Garcelon v. Hampden Fire Insurance

50 Me. 580 | Me. | 1862

The opinion of the Court was drawn up by

Appleton,- C. J.

Policies of insurance vary in the language used. The conclusions, therefore, to which the Courts may arrive, must necessarily depend, in no slight degree, upon the terms in which the policy, and the application preceding it, are expressed.

The plaintiff, in his application, after answering the several inquiries proposed, " covenants and agrees to and with the said company that the foregoing is a just, full and true exposition of all the facts and circumstances in regard to the condition, situation, value and risk of the property to be insured, so far as the same are known to the applicant and are material to the risk.”

The policy contains the following clause. " This insurance is predicated upon an application and survey filed in the office of said Insurance Company, as No. 322, which application or survey is made part and portion of this - policy and warranty on the part of the assured. And it is moreover declared * * * that this policy is made and accepted upon the representations of the assured in his application for said insurance, and in reference to the conditions hereunto annexed, which are to be used and resorted to, in order to explain the rights and obligations of the parties hereto and not herein otherwise specially provided for.”
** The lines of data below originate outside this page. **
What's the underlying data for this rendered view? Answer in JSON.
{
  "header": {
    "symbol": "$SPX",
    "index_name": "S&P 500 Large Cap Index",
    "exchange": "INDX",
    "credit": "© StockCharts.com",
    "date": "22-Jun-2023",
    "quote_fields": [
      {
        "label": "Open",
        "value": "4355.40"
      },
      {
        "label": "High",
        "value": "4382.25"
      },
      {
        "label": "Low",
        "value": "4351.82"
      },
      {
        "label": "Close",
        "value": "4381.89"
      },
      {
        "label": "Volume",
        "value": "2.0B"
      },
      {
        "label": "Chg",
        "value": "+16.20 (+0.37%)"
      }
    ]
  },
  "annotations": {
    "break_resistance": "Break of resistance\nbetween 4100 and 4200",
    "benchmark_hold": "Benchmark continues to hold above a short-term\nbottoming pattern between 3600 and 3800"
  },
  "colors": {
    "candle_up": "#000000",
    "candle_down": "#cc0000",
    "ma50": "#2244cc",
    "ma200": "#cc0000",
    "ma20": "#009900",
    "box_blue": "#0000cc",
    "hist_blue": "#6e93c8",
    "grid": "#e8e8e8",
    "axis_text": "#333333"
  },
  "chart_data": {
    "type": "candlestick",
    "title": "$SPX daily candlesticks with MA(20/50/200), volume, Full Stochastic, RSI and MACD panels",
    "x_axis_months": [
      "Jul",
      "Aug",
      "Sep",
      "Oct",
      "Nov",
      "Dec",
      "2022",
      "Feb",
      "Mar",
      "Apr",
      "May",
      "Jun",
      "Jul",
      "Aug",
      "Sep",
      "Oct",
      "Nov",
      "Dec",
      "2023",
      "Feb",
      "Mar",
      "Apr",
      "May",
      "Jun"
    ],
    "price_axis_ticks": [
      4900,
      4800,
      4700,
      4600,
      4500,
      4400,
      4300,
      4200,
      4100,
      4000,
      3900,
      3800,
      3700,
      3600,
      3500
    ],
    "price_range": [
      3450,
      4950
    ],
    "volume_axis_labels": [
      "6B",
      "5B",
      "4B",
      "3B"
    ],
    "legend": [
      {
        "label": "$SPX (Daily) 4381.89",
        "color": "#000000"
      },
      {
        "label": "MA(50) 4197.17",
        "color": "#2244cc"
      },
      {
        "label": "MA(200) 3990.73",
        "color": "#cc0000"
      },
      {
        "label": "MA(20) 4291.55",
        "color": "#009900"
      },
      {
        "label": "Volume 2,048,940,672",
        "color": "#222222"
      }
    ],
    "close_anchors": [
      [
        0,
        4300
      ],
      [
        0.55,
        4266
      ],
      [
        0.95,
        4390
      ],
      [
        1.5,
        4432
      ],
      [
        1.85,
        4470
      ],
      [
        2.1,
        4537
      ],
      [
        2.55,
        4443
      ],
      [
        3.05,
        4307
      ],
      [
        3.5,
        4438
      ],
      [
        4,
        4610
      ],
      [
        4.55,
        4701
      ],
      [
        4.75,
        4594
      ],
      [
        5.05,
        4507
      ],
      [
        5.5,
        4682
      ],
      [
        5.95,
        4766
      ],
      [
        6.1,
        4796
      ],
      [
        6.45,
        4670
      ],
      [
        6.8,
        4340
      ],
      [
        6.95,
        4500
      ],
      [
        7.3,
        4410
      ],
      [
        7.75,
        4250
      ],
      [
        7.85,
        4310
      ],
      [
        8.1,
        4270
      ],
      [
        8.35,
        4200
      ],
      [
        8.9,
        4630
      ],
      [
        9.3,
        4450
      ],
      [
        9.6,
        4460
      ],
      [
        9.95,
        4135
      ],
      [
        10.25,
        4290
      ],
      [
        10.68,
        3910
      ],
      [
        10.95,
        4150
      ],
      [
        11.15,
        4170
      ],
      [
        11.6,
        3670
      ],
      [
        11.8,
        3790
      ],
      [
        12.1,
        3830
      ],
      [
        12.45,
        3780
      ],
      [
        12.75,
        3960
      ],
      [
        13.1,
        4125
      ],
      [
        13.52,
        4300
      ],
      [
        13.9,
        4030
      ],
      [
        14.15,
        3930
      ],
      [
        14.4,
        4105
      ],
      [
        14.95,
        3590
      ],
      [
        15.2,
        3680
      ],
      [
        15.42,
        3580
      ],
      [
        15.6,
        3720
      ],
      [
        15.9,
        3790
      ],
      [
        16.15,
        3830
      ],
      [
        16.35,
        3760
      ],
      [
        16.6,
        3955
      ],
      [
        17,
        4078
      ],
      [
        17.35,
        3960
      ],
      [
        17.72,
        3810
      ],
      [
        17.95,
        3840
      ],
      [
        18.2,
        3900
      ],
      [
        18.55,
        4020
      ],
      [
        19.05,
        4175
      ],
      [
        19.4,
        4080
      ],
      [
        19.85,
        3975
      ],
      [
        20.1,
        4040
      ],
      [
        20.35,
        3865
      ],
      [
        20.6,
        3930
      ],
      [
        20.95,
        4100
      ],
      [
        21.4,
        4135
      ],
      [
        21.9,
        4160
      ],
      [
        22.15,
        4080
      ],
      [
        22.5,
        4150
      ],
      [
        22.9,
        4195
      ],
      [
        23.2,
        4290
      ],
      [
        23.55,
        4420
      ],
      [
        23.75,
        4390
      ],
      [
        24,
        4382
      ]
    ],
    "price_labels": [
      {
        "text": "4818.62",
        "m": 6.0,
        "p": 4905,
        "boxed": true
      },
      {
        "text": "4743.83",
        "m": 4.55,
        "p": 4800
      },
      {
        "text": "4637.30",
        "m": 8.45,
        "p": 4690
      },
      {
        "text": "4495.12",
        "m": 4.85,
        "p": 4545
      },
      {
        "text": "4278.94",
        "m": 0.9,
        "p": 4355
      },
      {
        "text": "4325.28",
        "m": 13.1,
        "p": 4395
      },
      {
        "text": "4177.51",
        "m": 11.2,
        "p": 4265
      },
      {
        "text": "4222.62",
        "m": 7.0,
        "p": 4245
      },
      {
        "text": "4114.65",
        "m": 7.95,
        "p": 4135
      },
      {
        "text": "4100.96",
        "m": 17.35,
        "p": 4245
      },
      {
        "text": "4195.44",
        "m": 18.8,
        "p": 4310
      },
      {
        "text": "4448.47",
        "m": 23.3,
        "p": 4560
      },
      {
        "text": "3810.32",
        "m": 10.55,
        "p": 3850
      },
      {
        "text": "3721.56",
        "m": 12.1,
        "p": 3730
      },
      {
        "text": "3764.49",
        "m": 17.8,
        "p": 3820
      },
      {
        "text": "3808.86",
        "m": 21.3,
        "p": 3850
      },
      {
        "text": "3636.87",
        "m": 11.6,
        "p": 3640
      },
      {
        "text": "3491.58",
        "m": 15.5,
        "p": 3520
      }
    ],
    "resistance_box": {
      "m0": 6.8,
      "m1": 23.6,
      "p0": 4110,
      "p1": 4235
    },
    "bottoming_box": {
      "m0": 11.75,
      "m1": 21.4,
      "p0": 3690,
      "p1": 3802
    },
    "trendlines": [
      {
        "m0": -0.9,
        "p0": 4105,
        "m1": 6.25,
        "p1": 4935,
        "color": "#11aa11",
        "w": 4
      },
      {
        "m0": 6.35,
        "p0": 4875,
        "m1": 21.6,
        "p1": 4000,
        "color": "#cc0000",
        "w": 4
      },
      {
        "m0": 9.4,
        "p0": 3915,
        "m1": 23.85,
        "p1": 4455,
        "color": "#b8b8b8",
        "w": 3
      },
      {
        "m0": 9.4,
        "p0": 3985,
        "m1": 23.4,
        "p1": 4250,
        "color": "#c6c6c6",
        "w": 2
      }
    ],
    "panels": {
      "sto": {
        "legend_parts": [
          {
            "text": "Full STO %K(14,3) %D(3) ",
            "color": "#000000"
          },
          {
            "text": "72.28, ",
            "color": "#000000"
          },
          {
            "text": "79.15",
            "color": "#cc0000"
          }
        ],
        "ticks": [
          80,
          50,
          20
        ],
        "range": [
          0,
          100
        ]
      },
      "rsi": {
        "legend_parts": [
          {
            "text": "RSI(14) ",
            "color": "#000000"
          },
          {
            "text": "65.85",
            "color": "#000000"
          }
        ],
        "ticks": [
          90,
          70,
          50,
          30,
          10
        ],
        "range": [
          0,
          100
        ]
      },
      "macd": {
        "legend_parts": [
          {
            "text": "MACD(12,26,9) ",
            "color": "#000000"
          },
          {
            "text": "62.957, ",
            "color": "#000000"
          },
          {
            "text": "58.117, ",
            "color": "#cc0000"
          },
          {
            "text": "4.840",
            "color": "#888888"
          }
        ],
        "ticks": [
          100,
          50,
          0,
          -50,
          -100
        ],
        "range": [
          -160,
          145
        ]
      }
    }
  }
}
If this is to be regarded as a warranty, it is one, the limitations of which are clearly expressed in the application. It is not an absolute warranty that each answer is true'— but only that the answers are " a just and true exposition of *583all the facts and circumstances in regard to the condition, situation, value and risk of the property, so far as the same are known to the applicant and are material to the risk.” The warranty extends no further. The party applying and the party receiving the application must have understood it as warranting to the extent thus indicated. The knowledge of the applicant, therefore, and the materiality of the facts stated, were properly to be submitted to a jury. Lindsey v. Union Mutual Fire Insurance Company, 3 R. I., 157.
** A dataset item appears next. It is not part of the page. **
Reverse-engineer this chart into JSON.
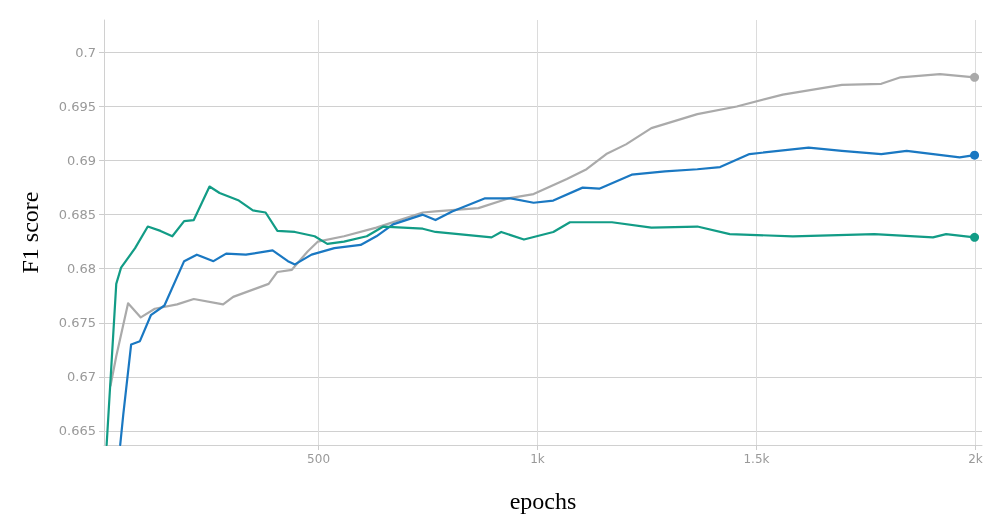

In reference to the statement in regard to ventilation, it may be observed, that it is not responsive to any inquiry, and, in such case, the burden of proof is on the insurance company to show its materiality and falsity. And these are to be determined by a jury. Daniels v. Hudson River Fire Insurance Company, 12 Cush, 417.

If it be doubtful from the words of a policy, whether certain statements made by the applicant relative to the subject of insurance are to be regarded as warranties or as representations, they will be regarded as the' latter. Wilson v. The Conway Fire Ins. Co., 4 R. I., 143. A statement in an application for insurance is to be considered a represents ation rather than a warranty, unless it is clearly made a warranty by the terms of the policy or by some direct reference thereto. Daniels v. Hudson River Ins. Co., 12 Cush., 416.
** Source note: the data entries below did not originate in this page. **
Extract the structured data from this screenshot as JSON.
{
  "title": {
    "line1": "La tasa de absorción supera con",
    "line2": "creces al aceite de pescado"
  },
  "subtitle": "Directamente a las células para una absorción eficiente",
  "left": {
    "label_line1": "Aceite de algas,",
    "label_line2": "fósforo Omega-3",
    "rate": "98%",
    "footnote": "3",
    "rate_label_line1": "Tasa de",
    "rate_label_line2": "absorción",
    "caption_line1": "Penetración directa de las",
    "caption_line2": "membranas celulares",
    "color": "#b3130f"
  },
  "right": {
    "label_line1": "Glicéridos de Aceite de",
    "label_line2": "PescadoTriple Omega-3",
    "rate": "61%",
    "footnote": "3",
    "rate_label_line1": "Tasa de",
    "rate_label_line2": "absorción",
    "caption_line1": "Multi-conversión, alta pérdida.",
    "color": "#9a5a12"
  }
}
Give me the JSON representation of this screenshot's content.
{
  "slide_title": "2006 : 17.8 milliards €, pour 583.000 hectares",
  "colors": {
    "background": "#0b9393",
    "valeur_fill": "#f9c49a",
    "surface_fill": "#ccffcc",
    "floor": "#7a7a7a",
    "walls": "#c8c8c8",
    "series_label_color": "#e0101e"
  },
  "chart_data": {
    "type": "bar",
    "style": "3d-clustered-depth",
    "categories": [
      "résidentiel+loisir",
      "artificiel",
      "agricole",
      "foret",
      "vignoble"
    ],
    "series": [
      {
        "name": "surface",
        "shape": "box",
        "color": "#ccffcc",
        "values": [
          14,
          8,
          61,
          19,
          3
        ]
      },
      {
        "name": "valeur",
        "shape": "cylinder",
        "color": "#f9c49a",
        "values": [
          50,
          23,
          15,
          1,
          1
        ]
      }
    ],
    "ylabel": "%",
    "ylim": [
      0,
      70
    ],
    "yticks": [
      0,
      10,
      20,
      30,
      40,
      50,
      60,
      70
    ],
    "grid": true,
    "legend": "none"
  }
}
That the answers referred to in the exceptions' should be deemed representations, they being so termed in the policy, would seem hardly to be a matter of doubt, according to the case of Houghton v. Manufacturers' M. F. Ins. Co., 8 Met., 114. So too, in Elliot v. Hamilton M. F. Ins. Co., 13 Gray, 139, the same Court held language almost identically similar to that used in the present case, to be a representation rather than a warranty, and referred the materiality and truth of the answers to the determination of a jury.

But whether the answers are to be deemed representations or warranties limited in their character, their materiality *584and truth were necessarily to be passed upon by a jury. If they were representations, it is not contested that such should be the case. If they were warranties, if the statements were immaterial, the plaintiff was not to be deprived of his policy. The limitation imposed, was, "so far as known to the applicant and material to the risk,” and, with this limitation, the warranty is found not to have been broken. Exceptions overruled.

Rice, Davis, Kent and Walton, JJ., concurred.